Distinguished conductor and cellist to receive honorary degree

The distinguished cellist and conductor Mstislav Rostropovich will receive an honorary degree from Bates College April 2 as part of the college’s annual Founder’s Day Convocation.

Rostropovich, who before coming to the United States was one of the best- known dissidents in the Soviet Union, will perform during the program, which begins at 12:30 p.m. in Alumni Gymnasium.

Bates President Donald W. Harward will speak during the convocation, which marks the 141st anniversary of Bates’ founding on April 5, 1855.

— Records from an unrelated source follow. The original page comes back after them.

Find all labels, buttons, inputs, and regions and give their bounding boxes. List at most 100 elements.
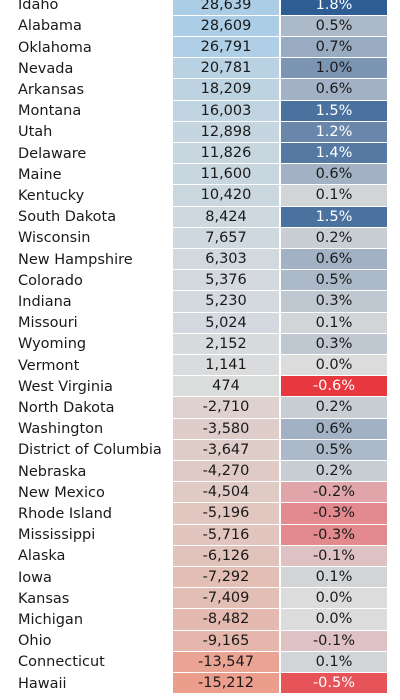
table-row: Delaware 11,826 1.4% (0, 143, 400, 164)
population-change-cell: 6,303 (173, 249, 279, 270)
population-change-cell: -7,409 (173, 588, 279, 609)
table-row: New Mexico -4,504 -0.2% (0, 482, 400, 503)
state-label: Vermont (18, 357, 80, 374)
state-label: Delaware (18, 145, 87, 162)
state-label: Wyoming (18, 336, 87, 353)
state-label: Kentucky (18, 187, 85, 204)
population-change-cell: 2,152 (173, 333, 279, 354)
percent-change-cell: -0.5% (281, 673, 387, 694)
state-label: Kansas (18, 590, 70, 607)
percent-change-cell: -0.1% (281, 545, 387, 566)
state-label: Alabama (18, 18, 82, 35)
state-label: Wisconsin (18, 230, 91, 247)
population-change-cell: 18,209 (173, 79, 279, 100)
state-label: Iowa (18, 569, 52, 586)
percent-change-cell: 0.6% (281, 418, 387, 439)
table-row: Kentucky 10,420 0.1% (0, 185, 400, 206)
population-change-cell: -5,716 (173, 524, 279, 545)
table-row: District of Columbia -3,647 0.5% (0, 439, 400, 461)
table-row: Iowa -7,292 0.1% (0, 567, 400, 588)
table-row: Montana 16,003 1.5% (0, 100, 400, 122)
population-change-cell: -6,126 (173, 545, 279, 566)
table-row: South Dakota 8,424 1.5% (0, 206, 400, 228)
percent-change-cell: 0.2% (281, 227, 387, 248)
table-row: Ohio -9,165 -0.1% (0, 630, 400, 652)
percent-change-cell: 0.1% (281, 651, 387, 672)
population-change-cell: 11,600 (173, 164, 279, 185)
percent-change-cell: 1.2% (281, 121, 387, 142)
population-change-cell: 26,791 (173, 37, 279, 58)
table-row: Wyoming 2,152 0.3% (0, 333, 400, 355)
population-change-cell: 5,230 (173, 291, 279, 312)
table-row: West Virginia 474 -0.6% (0, 376, 400, 397)
percent-change-cell: 0.5% (281, 270, 387, 291)
state-label: Alaska (18, 548, 66, 565)
table-row: Hawaii -15,212 -0.5% (0, 673, 400, 694)
table-row: Missouri 5,024 0.1% (0, 312, 400, 334)
state-label: Idaho (18, 0, 59, 14)
percent-change-cell: 0.0% (281, 355, 387, 376)
population-change-cell: -5,196 (173, 503, 279, 524)
table-row: Idaho 28,639 1.8% (0, 0, 400, 16)
table-row: Rhode Island -5,196 -0.3% (0, 503, 400, 524)
population-change-cell: 5,024 (173, 312, 279, 333)
population-change-cell: 1,141 (173, 355, 279, 376)
percent-change-cell: 0.6% (281, 79, 387, 100)
percent-change-cell: 0.5% (281, 15, 387, 36)
population-change-cell: -8,482 (173, 609, 279, 630)
population-change-cell: 28,609 (173, 15, 279, 36)
state-label: Rhode Island (18, 505, 113, 522)
state-label: West Virginia (18, 378, 113, 395)
state-label: Ohio (18, 633, 52, 650)
percent-change-cell: -0.3% (281, 503, 387, 524)
state-label: Hawaii (18, 675, 67, 692)
population-change-cell: 10,420 (173, 185, 279, 206)
percent-change-cell: -0.6% (281, 376, 387, 397)
percent-change-cell: 0.3% (281, 291, 387, 312)
percent-change-cell: 0.1% (281, 567, 387, 588)
state-label: Michigan (18, 611, 84, 628)
population-change-cell: 11,826 (173, 143, 279, 164)
population-change-cell: 474 (173, 376, 279, 397)
state-label: Mississippi (18, 527, 96, 544)
percent-change-cell: 0.7% (281, 37, 387, 58)
population-change-cell: -3,647 (173, 439, 279, 460)
percent-change-cell: 0.2% (281, 397, 387, 418)
percent-change-cell: 0.1% (281, 185, 387, 206)
table-row: Nevada 20,781 1.0% (0, 58, 400, 79)
percent-change-cell: 0.2% (281, 461, 387, 482)
table-row: North Dakota -2,710 0.2% (0, 397, 400, 418)
population-change-cell: -4,270 (173, 461, 279, 482)
percent-change-cell: 1.8% (281, 0, 387, 15)
state-label: New Mexico (18, 484, 105, 501)
state-label: New Hampshire (18, 251, 133, 268)
percent-change-cell: 0.6% (281, 164, 387, 185)
table-row: Indiana 5,230 0.3% (0, 291, 400, 312)
percent-change-cell: -0.1% (281, 630, 387, 651)
percent-change-cell: 1.4% (281, 143, 387, 164)
table-row: Washington -3,580 0.6% (0, 418, 400, 440)
state-label: Connecticut (18, 654, 105, 671)
percent-change-cell: 0.5% (281, 439, 387, 460)
state-label: South Dakota (18, 209, 117, 226)
table-row: Wisconsin 7,657 0.2% (0, 227, 400, 249)
population-change-cell: 28,639 (173, 0, 279, 15)
state-label: Missouri (18, 315, 78, 332)
population-change-cell: -4,504 (173, 482, 279, 503)
table-row: New Hampshire 6,303 0.6% (0, 249, 400, 270)
state-label: Maine (18, 166, 62, 183)
state-label: Utah (18, 124, 53, 141)
population-change-cell: -3,580 (173, 418, 279, 439)
table-row: Alaska -6,126 -0.1% (0, 545, 400, 567)
population-change-cell: -9,165 (173, 630, 279, 651)
percent-change-cell: -0.3% (281, 524, 387, 545)
table-row: Vermont 1,141 0.0% (0, 355, 400, 376)
state-label: District of Columbia (18, 442, 162, 459)
population-change-cell: 8,424 (173, 206, 279, 227)
percent-change-cell: 1.5% (281, 100, 387, 121)
population-change-cell: 16,003 (173, 100, 279, 121)
table-row: Alabama 28,609 0.5% (0, 15, 400, 37)
state-label: Nebraska (18, 463, 87, 480)
table-row: Colorado 5,376 0.5% (0, 270, 400, 291)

Rostropovich, widely considered the world’s greatest living cellist, was music director of the National Symphony in Washington, D.C., for 17 years starting in 1977. He now holds the title music director laureate.

Rostropovich’s fame as a cellist started at the age of 13 in 1940, when he played with an orchestra conducted by his father. He first performed in the United States in 1956 as part of a Soviet-American cultural exchange program.

He began his conducting career in 1961 and he led orchestras throughout the former USSR and Eastern Europe before moving to the United States in 1977. He is credited with moving the National Symphony into the front rank of symphony orchestras.

Among the composers who have written works for Rostropovich are Dmitri Shostakovich, Sergei Prokofiev, Benjamin Britten and Leonard Bernstein. He has received the Albert Schweitzer Music Award and the Ernst von Siemens Foundation Music Prize, previously awarded only to Britten and Olivier Messaien.

His other honors include the Presidential Medal of Freedom (U.S.), the Order of the British Empire (United Kingdom) and the Officer’s Cross of the Order of Merit (Germany). He is only the second non-native to be named Commander of the Legion of Honor in France.

Declared persona non grata in the former Soviet Union for his defense of Alexander Solzhenitsyn, Rostropovich has returned to Russia several times in recent years. He has helped raise funds for Armenian earthquake relief, for children’s health care in Russia and for Russian military veterans returning from the Baltic states.

In October 1995, he organized a gala concert in Moscow to benefit the rebuilding of the Cathedral of Christ the Savior, a national memorial to the Russian victory over Napoleon. The church was torn down on Stalin’s orders in 1931.